In 1955, Gernsback returned to the idea of distance medicine with “The Teledoctor.” This imaginary device uses the telephone and a closed-circuit television with mechanical arms controlled by the physician to provide remote patient care. Gernsback said the doctor of the future “will be able to do almost anything through teledoctoring that he can do in person.”

In 1959, psychiatrists in Nebraska started using two-way closed-circuit televisions to conduct psychiatric consultations between two locations. This is considered one of the first examples of modern-day telemedicine. Early telemedicine networks were expensive to develop and maintain, which limited broader use.

In the 1960s, NASA began efforts to integrate telemedicine into every human spaceflight program. By 1971, a telemedicine system was ready for trial on Earth— in the Space Technology Applied to Rural Papago Advanced Health care (STARPAHC) program. Using a two-way television and radio connection and remote telemetry, the program connected Tohono Oʼodham people (then known as Papago) with nurses and physicians hundreds of miles away.
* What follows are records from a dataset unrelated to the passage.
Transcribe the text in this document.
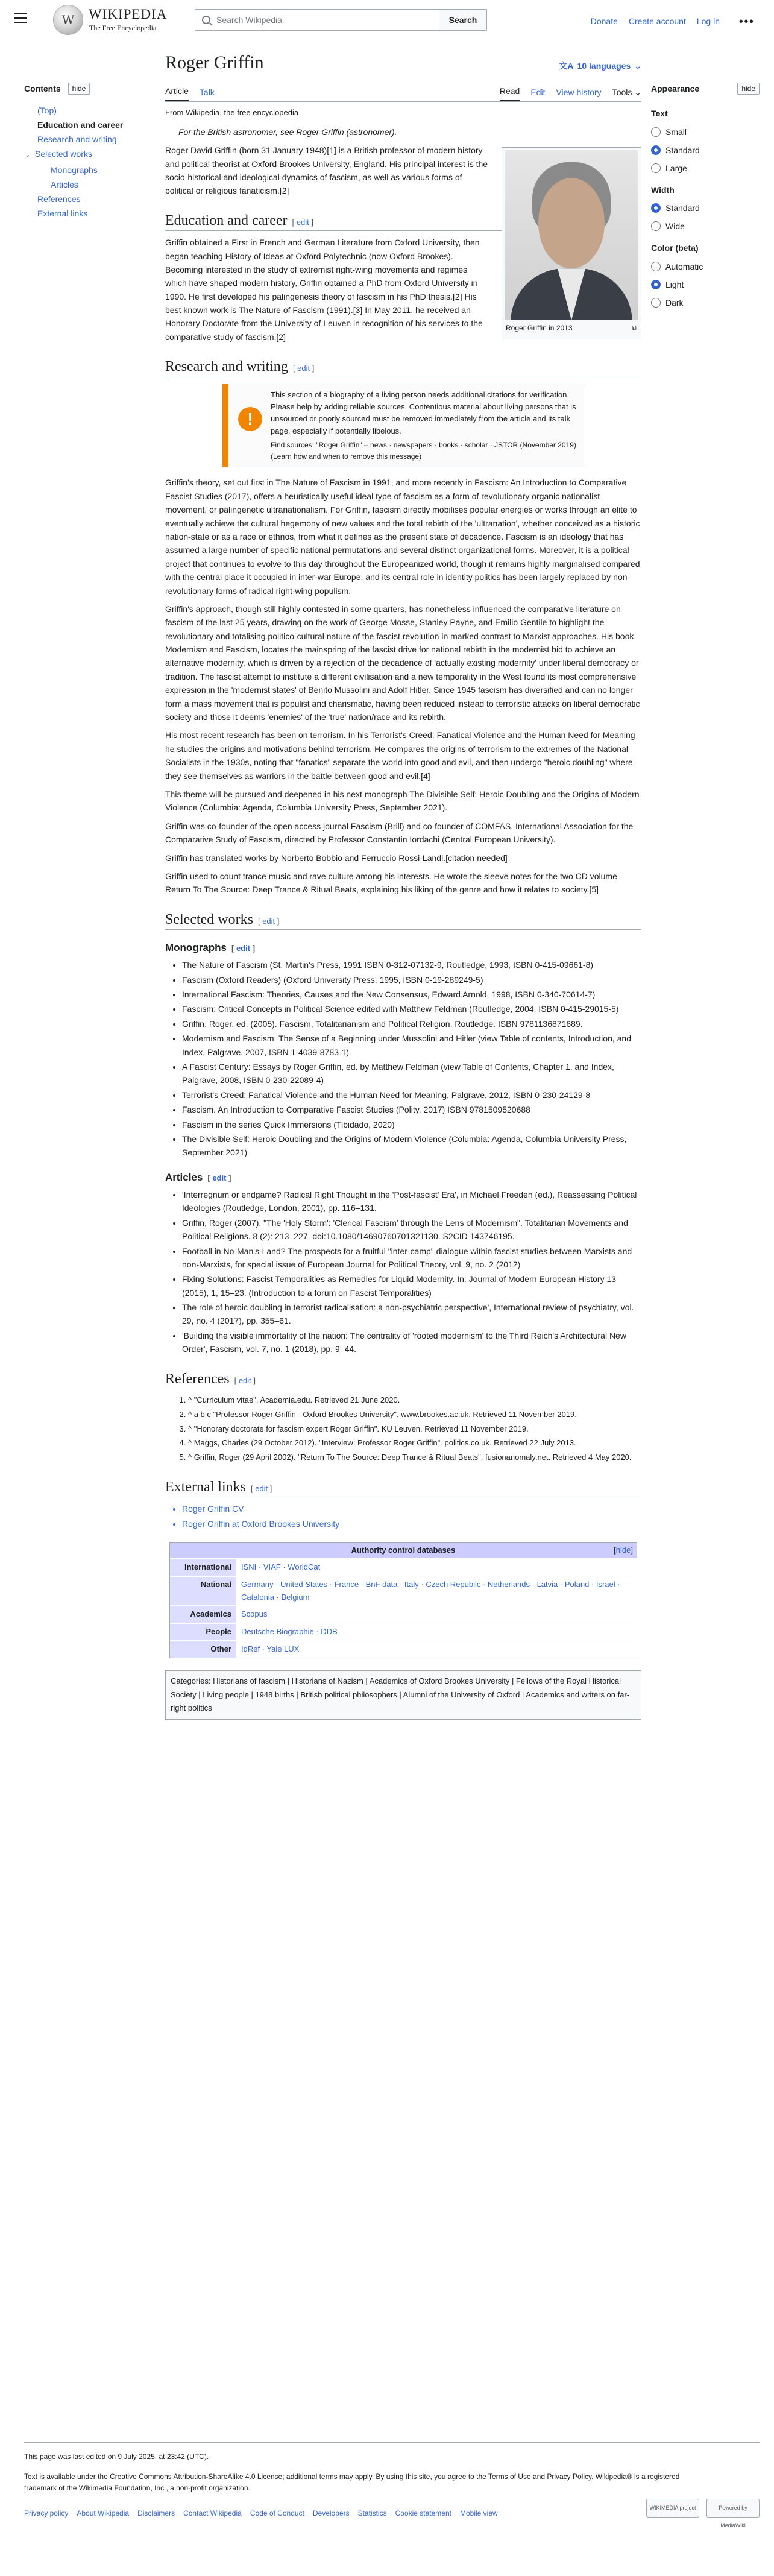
W	WIKIPEDIA
The Free Encyclopedia
Search Wikipedia	Search	Donate Create account Log in • • •
Contents	hide
(Top)
Education and career
Research and writing
⌄ Selected works
Monographs
Articles
References
External links
Roger Griffin	文A 10 languages ⌄
Article Talk	Read Edit View history Tools ⌄
From Wikipedia, the free encyclopedia
For the British astronomer, see Roger Griffin (astronomer).
Roger Griffin in 2013	⧉

Roger David Griffin (born 31 January 1948)[1] is a British professor of modern history and political theorist at Oxford Brookes University, England. His principal interest is the socio-historical and ideological dynamics of fascism, as well as various forms of political or religious fanaticism.[2]

Education and career [ edit ]

Griffin obtained a First in French and German Literature from Oxford University, then began teaching History of Ideas at Oxford Polytechnic (now Oxford Brookes). Becoming interested in the study of extremist right-wing movements and regimes which have shaped modern history, Griffin obtained a PhD from Oxford University in 1990. He first developed his palingenesis theory of fascism in his PhD thesis.[2] His best known work is The Nature of Fascism (1991).[3] In May 2011, he received an Honorary Doctorate from the University of Leuven in recognition of his services to the comparative study of fascism.[2]

Research and writing [ edit ]
!
This section of a biography of a living person needs additional citations for verification. Please help by adding reliable sources. Contentious material about living persons that is unsourced or poorly sourced must be removed immediately from the article and its talk page, especially if potentially libelous.
Find sources: "Roger Griffin" – news · newspapers · books · scholar · JSTOR (November 2019) (Learn how and when to remove this message)

Griffin's theory, set out first in The Nature of Fascism in 1991, and more recently in Fascism: An Introduction to Comparative Fascist Studies (2017), offers a heuristically useful ideal type of fascism as a form of revolutionary organic nationalist movement, or palingenetic ultranationalism. For Griffin, fascism directly mobilises popular energies or works through an elite to eventually achieve the cultural hegemony of new values and the total rebirth of the 'ultranation', whether conceived as a historic nation-state or as a race or ethnos, from what it defines as the present state of decadence. Fascism is an ideology that has assumed a large number of specific national permutations and several distinct organizational forms. Moreover, it is a political project that continues to evolve to this day throughout the Europeanized world, though it remains highly marginalised compared with the central place it occupied in inter-war Europe, and its central role in identity politics has been largely replaced by non-revolutionary forms of radical right-wing populism.

Griffin's approach, though still highly contested in some quarters, has nonetheless influenced the comparative literature on fascism of the last 25 years, drawing on the work of George Mosse, Stanley Payne, and Emilio Gentile to highlight the revolutionary and totalising politico-cultural nature of the fascist revolution in marked contrast to Marxist approaches. His book, Modernism and Fascism, locates the mainspring of the fascist drive for national rebirth in the modernist bid to achieve an alternative modernity, which is driven by a rejection of the decadence of 'actually existing modernity' under liberal democracy or tradition. The fascist attempt to institute a different civilisation and a new temporality in the West found its most comprehensive expression in the 'modernist states' of Benito Mussolini and Adolf Hitler. Since 1945 fascism has diversified and can no longer form a mass movement that is populist and charismatic, having been reduced instead to terroristic attacks on liberal democratic society and those it deems 'enemies' of the 'true' nation/race and its rebirth.

His most recent research has been on terrorism. In his Terrorist's Creed: Fanatical Violence and the Human Need for Meaning he studies the origins and motivations behind terrorism. He compares the origins of terrorism to the extremes of the National Socialists in the 1930s, noting that "fanatics" separate the world into good and evil, and then undergo "heroic doubling" where they see themselves as warriors in the battle between good and evil.[4]

This theme will be pursued and deepened in his next monograph The Divisible Self: Heroic Doubling and the Origins of Modern Violence (Columbia: Agenda, Columbia University Press, September 2021).

Griffin was co-founder of the open access journal Fascism (Brill) and co-founder of COMFAS, International Association for the Comparative Study of Fascism, directed by Professor Constantin Iordachi (Central European University).

Griffin has translated works by Norberto Bobbio and Ferruccio Rossi-Landi.[citation needed]

Griffin used to count trance music and rave culture among his interests. He wrote the sleeve notes for the two CD volume Return To The Source: Deep Trance & Ritual Beats, explaining his liking of the genre and how it relates to society.[5]

Selected works [ edit ]
Monographs [ edit ]
• The Nature of Fascism (St. Martin's Press, 1991 ISBN 0-312-07132-9, Routledge, 1993, ISBN 0-415-09661-8)
• Fascism (Oxford Readers) (Oxford University Press, 1995, ISBN 0-19-289249-5)
• International Fascism: Theories, Causes and the New Consensus, Edward Arnold, 1998, ISBN 0-340-70614-7)
• Fascism: Critical Concepts in Political Science edited with Matthew Feldman (Routledge, 2004, ISBN 0-415-29015-5)
• Griffin, Roger, ed. (2005). Fascism, Totalitarianism and Political Religion. Routledge. ISBN 9781136871689.
• Modernism and Fascism: The Sense of a Beginning under Mussolini and Hitler (view Table of contents, Introduction, and Index, Palgrave, 2007, ISBN 1-4039-8783-1)
• A Fascist Century: Essays by Roger Griffin, ed. by Matthew Feldman (view Table of Contents, Chapter 1, and Index, Palgrave, 2008, ISBN 0-230-22089-4)
• Terrorist's Creed: Fanatical Violence and the Human Need for Meaning, Palgrave, 2012, ISBN 0-230-24129-8
• Fascism. An Introduction to Comparative Fascist Studies (Polity, 2017) ISBN 9781509520688
• Fascism in the series Quick Immersions (Tibidado, 2020)
• The Divisible Self: Heroic Doubling and the Origins of Modern Violence (Columbia: Agenda, Columbia University Press, September 2021)
Articles [ edit ]
• 'Interregnum or endgame? Radical Right Thought in the 'Post-fascist' Era', in Michael Freeden (ed.), Reassessing Political Ideologies (Routledge, London, 2001), pp. 116–131.
• Griffin, Roger (2007). "The 'Holy Storm': 'Clerical Fascism' through the Lens of Modernism". Totalitarian Movements and Political Religions. 8 (2): 213–227. doi:10.1080/14690760701321130. S2CID 143746195.
• Football in No-Man's-Land? The prospects for a fruitful "inter-camp" dialogue within fascist studies between Marxists and non-Marxists, for special issue of European Journal for Political Theory, vol. 9, no. 2 (2012)
• Fixing Solutions: Fascist Temporalities as Remedies for Liquid Modernity. In: Journal of Modern European History 13 (2015), 1, 15–23. (Introduction to a forum on Fascist Temporalities)
• The role of heroic doubling in terrorist radicalisation: a non-psychiatric perspective', International review of psychiatry, vol. 29, no. 4 (2017), pp. 355–61.
• 'Building the visible immortality of the nation: The centrality of 'rooted modernism' to the Third Reich's Architectural New Order', Fascism, vol. 7, no. 1 (2018), pp. 9–44.
References [ edit ]
1. ^ "Curriculum vitae". Academia.edu. Retrieved 21 June 2020.
2. ^ a b c "Professor Roger Griffin - Oxford Brookes University". www.brookes.ac.uk. Retrieved 11 November 2019.
3. ^ "Honorary doctorate for fascism expert Roger Griffin". KU Leuven. Retrieved 11 November 2019.
4. ^ Maggs, Charles (29 October 2012). "Interview: Professor Roger Griffin". politics.co.uk. Retrieved 22 July 2013.
5. ^ Griffin, Roger (29 April 2002). "Return To The Source: Deep Trance & Ritual Beats". fusionanomaly.net. Retrieved 4 May 2020.
External links [ edit ]
• Roger Griffin CV
• Roger Griffin at Oxford Brookes University
Authority control databases	[hide]
International	ISNI · VIAF · WorldCat
National	Germany · United States · France · BnF data · Italy · Czech Republic · Netherlands · Latvia · Poland · Israel · Catalonia · Belgium
Academics	Scopus
People	Deutsche Biographie · DDB
Other	IdRef · Yale LUX
Categories: Historians of fascism | Historians of Nazism | Academics of Oxford Brookes University | Fellows of the Royal Historical Society | Living people | 1948 births | British political philosophers | Alumni of the University of Oxford | Academics and writers on far-right politics
Appearance	hide
Text
Small
Standard
Large
Width
Standard
Wide
Color (beta)
Automatic
Light
Dark
This page was last edited on 9 July 2025, at 23:42 (UTC).
Text is available under the Creative Commons Attribution-ShareAlike 4.0 License; additional terms may apply. By using this site, you agree to the Terms of Use and Privacy Policy. Wikipedia® is a registered trademark of the Wikimedia Foundation, Inc., a non-profit organization.
Privacy policy About Wikipedia Disclaimers Contact Wikipedia Code of Conduct Developers Statistics Cookie statement Mobile view
WIKIMEDIA project	Powered by MediaWiki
The internet and a pandemic

It wasn’t until 1970 that the word telemedicine was officially coined by US doctor Thomas Bird. Bird and his colleagues set up an audiovisual circuit between the Massachusetts General Hospital and Logan Airport to provide medical consultations to airport employees.

From the 1970s onward, telemedicine started gaining more traction. The internet, officially born in 1983, brought new ways to connect patients and physicians.

Satellites could connect physicians and patients across greater distances without the need for two-way closed-circuit televisions. The cost to develop and maintain a telemedicine network decreased in the 1980s, opening the door to wider adoption.

In his 1999 science fiction novel Starfish, Canadian writer Peter Watts describes a device called the “Medical Mantis.” This device allows a physician to remotely examine and perform procedures on patients deep beneath the ocean’s surface. In the early 2000s, NASA’s Extreme Environment Mission Operations started testing teleoperated surgical robots in undersea environments.

The evolution of telemedicine has kept pace with advances in information and communication technology. Yet, throughout the 1990s and early 2000s, telemedicine remained little used.

It took the global COVID pandemic to make telemedicine an integral part of modern health care. Most of this is consultations via video call—not so far away from what Gernsback envisioned a century ago, though so far without the robotic hands.

What’s next? One likely factor pushing real-world telemedicine to match the dreams of science fiction will be developments in human spaceflight.

As humans progress in space exploration, the future of telemedicine may look more like science fiction. Earth-based monitoring of astronauts’ health will require technological breakthroughs to keep pace with them as they travel deeper into space.